For the first time, you can read the full story here; how Anderson came up from ordinary means in Colorado to bootstrap what most people thought was an impossible enterprise. How he convinced the Russian space agency to sell seats on the Soyuz spacecraft. How a potential investor turned into customer number one.

I’ve admired Anderson since I met him in the early 2000s. His tenacity, his quiet faith in his ideas, in the steady push that can send a boulder rolling down a slope, inspired me from the beginning.

After sending seven customers to the International Space Station, including a repeat, Anderson’s pushing out beyond low Earth orbit. Space Adventures’ next conquest is nothing short of the moon. If all goes well, a flyby mission duplicating the feat of Apollo 8 will send two paying customers and a professional cosmonaut around the back side of the moon for a view only 27 human beings have ever seen.

Anderson says he’s got the first customer signed up and his company is just waiting for the second to sign on the dotted line for a $150+ million commitment before announcing that the mission is a “Go.” Until then he’s not telling who even that first customer is, though some have pointed out that blockbuster film director and space enthusiast James Cameron has the means and the interest.

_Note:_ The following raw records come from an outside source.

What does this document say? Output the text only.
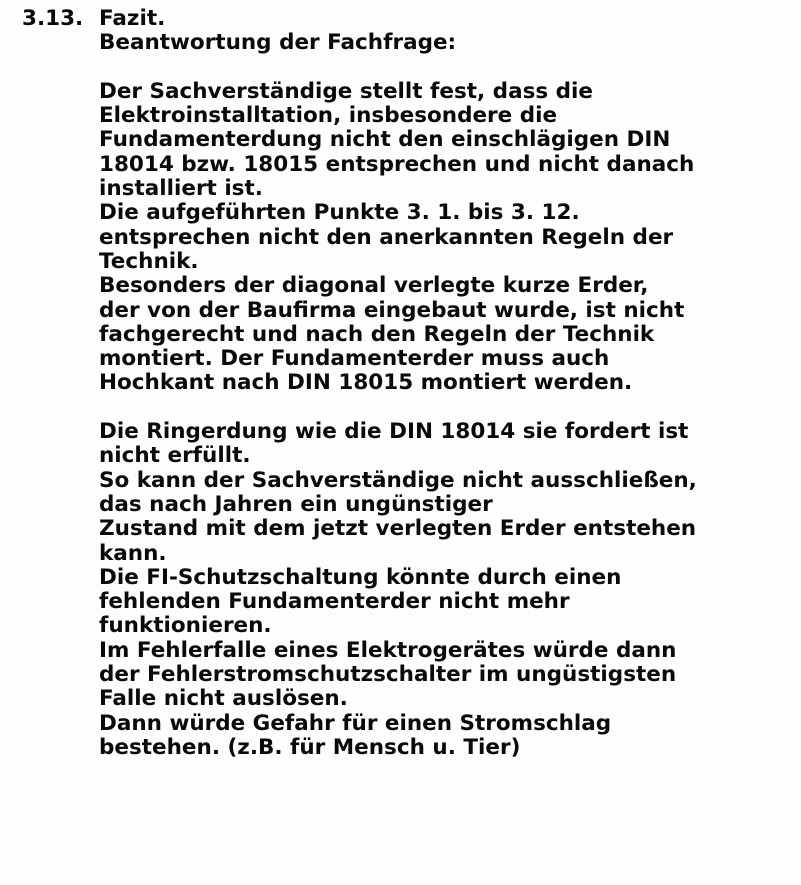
3.13. Fazit.
Beantwortung der Fachfrage:
Der Sachverständige stellt fest, dass die
Elektroinstalltation, insbesondere die
Fundamenterdung nicht den einschlägigen DIN
18014 bzw. 18015 entsprechen und nicht danach
installiert ist.
Die aufgeführten Punkte 3. 1. bis 3. 12.
entsprechen nicht den anerkannten Regeln der
Technik.
Besonders der diagonal verlegte kurze Erder,
der von der Baufirma eingebaut wurde, ist nicht
fachgerecht und nach den Regeln der Technik
montiert. Der Fundamenterder muss auch
Hochkant nach DIN 18015 montiert werden.
Die Ringerdung wie die DIN 18014 sie fordert ist
nicht erfüllt.
So kann der Sachverständige nicht ausschließen,
das nach Jahren ein ungünstiger
Zustand mit dem jetzt verlegten Erder entstehen
kann.
Die FI-Schutzschaltung könnte durch einen
fehlenden Fundamenterder nicht mehr
funktionieren.
Im Fehlerfalle eines Elektrogerätes würde dann
der Fehlerstromschutzschalter im ungüstigsten
Falle nicht auslösen.
Dann würde Gefahr für einen Stromschlag
bestehen. (z.B. für Mensch u. Tier)
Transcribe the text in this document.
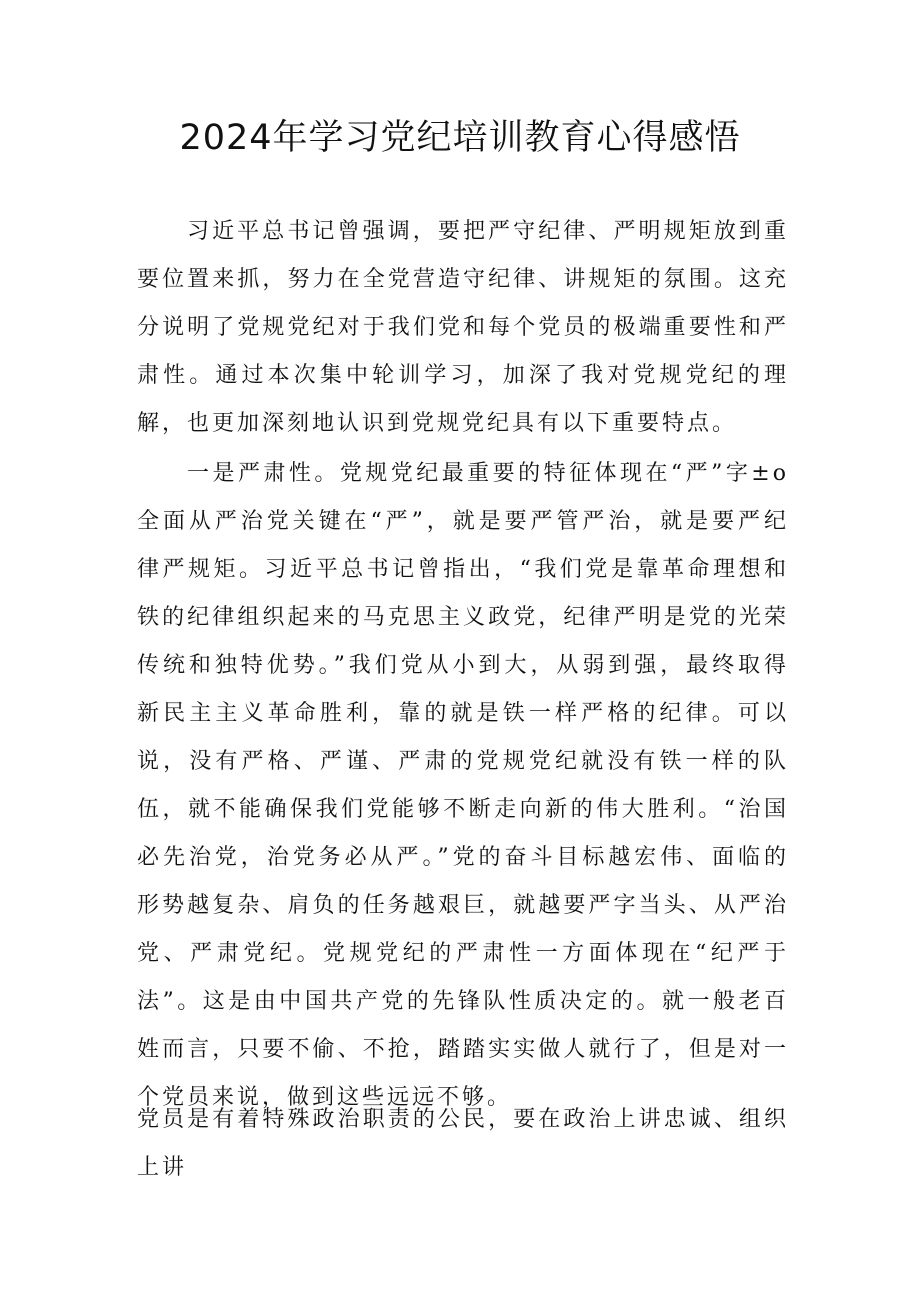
2024年学习党纪培训教育心得感悟

习近平总书记曾强调，要把严守纪律、严明规矩放到重要位置来抓，努力在全党营造守纪律、讲规矩的氛围。这充分说明了党规党纪对于我们党和每个党员的极端重要性和严肃性。通过本次集中轮训学习，加深了我对党规党纪的理解，也更加深刻地认识到党规党纪具有以下重要特点。

一是严肃性。党规党纪最重要的特征体现在“严”字±o全面从严治党关键在“严”，就是要严管严治，就是要严纪律严规矩。习近平总书记曾指出，“我们党是靠革命理想和铁的纪律组织起来的马克思主义政党，纪律严明是党的光荣传统和独特优势。”我们党从小到大，从弱到强，最终取得新民主主义革命胜利，靠的就是铁一样严格的纪律。可以说，没有严格、严谨、严肃的党规党纪就没有铁一样的队伍，就不能确保我们党能够不断走向新的伟大胜利。“治国必先治党，治党务必从严。”党的奋斗目标越宏伟、面临的形势越复杂、肩负的任务越艰巨，就越要严字当头、从严治党、严肃党纪。党规党纪的严肃性一方面体现在“纪严于法”。这是由中国共产党的先锋队性质决定的。就一般老百姓而言，只要不偷、不抢，踏踏实实做人就行了，但是对一个党员来说，做到这些远远不够。

党员是有着特殊政治职责的公民，要在政治上讲忠诚、组织上讲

Anderson himself isn’t content to be Earthbound much longer. He’s teamed with that repeat orbital customer, Charles Simonyi, to head up Intentional Software, with the goal of making the fortune he needs to buy his own ticket to orbit and beyond.

Sometimes the most powerful innovations are not new technologies, but a way to change a mindset. Humans went to the moon with 1960s technology. They’ll do it again with machines that have changed little since then. But in proving the business case for human space flight beyond low Earth orbit, they’ll open the door to a whole new wave of innovation.